The White House reportedly is pushing the State Department to expedite its review of whether to remove Cuba from its list of state sponsors of terrorism in the hope of establishing a Havana embassy for the first time in over 50 years by April. 

Reuters reports that removal from the list has been demanded by Cuba's Communist regime throughout talks to normalize relations with Washington. Two U.S. officials with knowledge of the review told the agency that the process could take until June or longer. 

However, the White House is anxious to fully re-establish diplomatic ties with Havana, including the re-opening of the embassy, by the Organization of the Americas summit, which is due to take place April 10 and 11 in Panama.
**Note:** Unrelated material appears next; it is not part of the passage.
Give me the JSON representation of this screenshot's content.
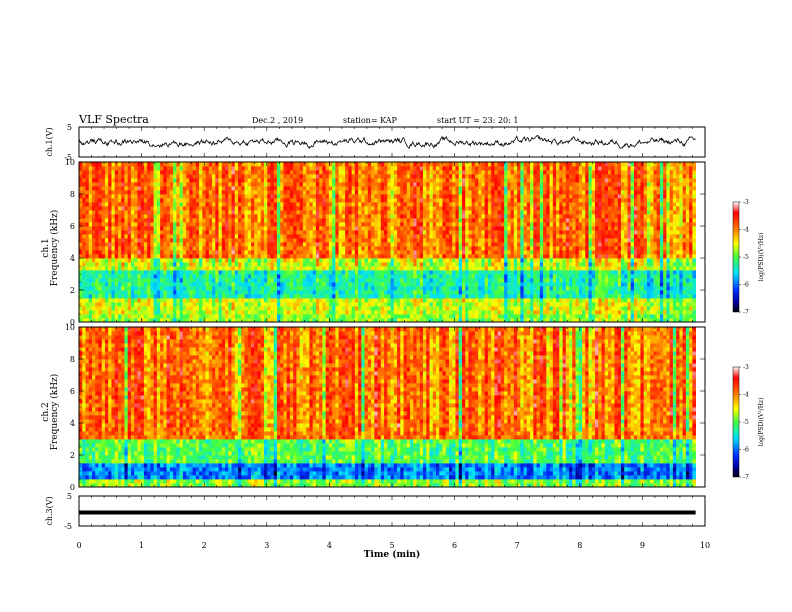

The officials told Reuters that President Barack Obama is expected to meet Cuban President Raul Castro there for the first time since 2013. 

Cuba was originally placed on the State Department list of state sponsors of terrorism in 1982. At the time, officials cited then-leader Fidel Castro's support of Communist uprisings in Africa and Latin America. The other countries on the list are Iran, Syria, and Sudan. 

In a recent report, the State Department said that Cuba continued to provide a safe haven for members of terror groups such as Spain's Basque separatist ETA and Colombia's left-wing FARC. However, the report added that it had "no indication that the Cuban government provided weapons or paramilitary training."

Obama and Castro announced an agreement to normalize relations on Dec. 17. Officials from both countries are due to meet in Washington for a second round of talks by early March. 

Reuters reports that removal of a country from the State Department's terror list would be finalized if Obama submits a report to Congress stating that its government has not supported terror-related activities for six months, and has given assurances that it will not do so in the future. That country would be automatically dropped from the list 45 days later.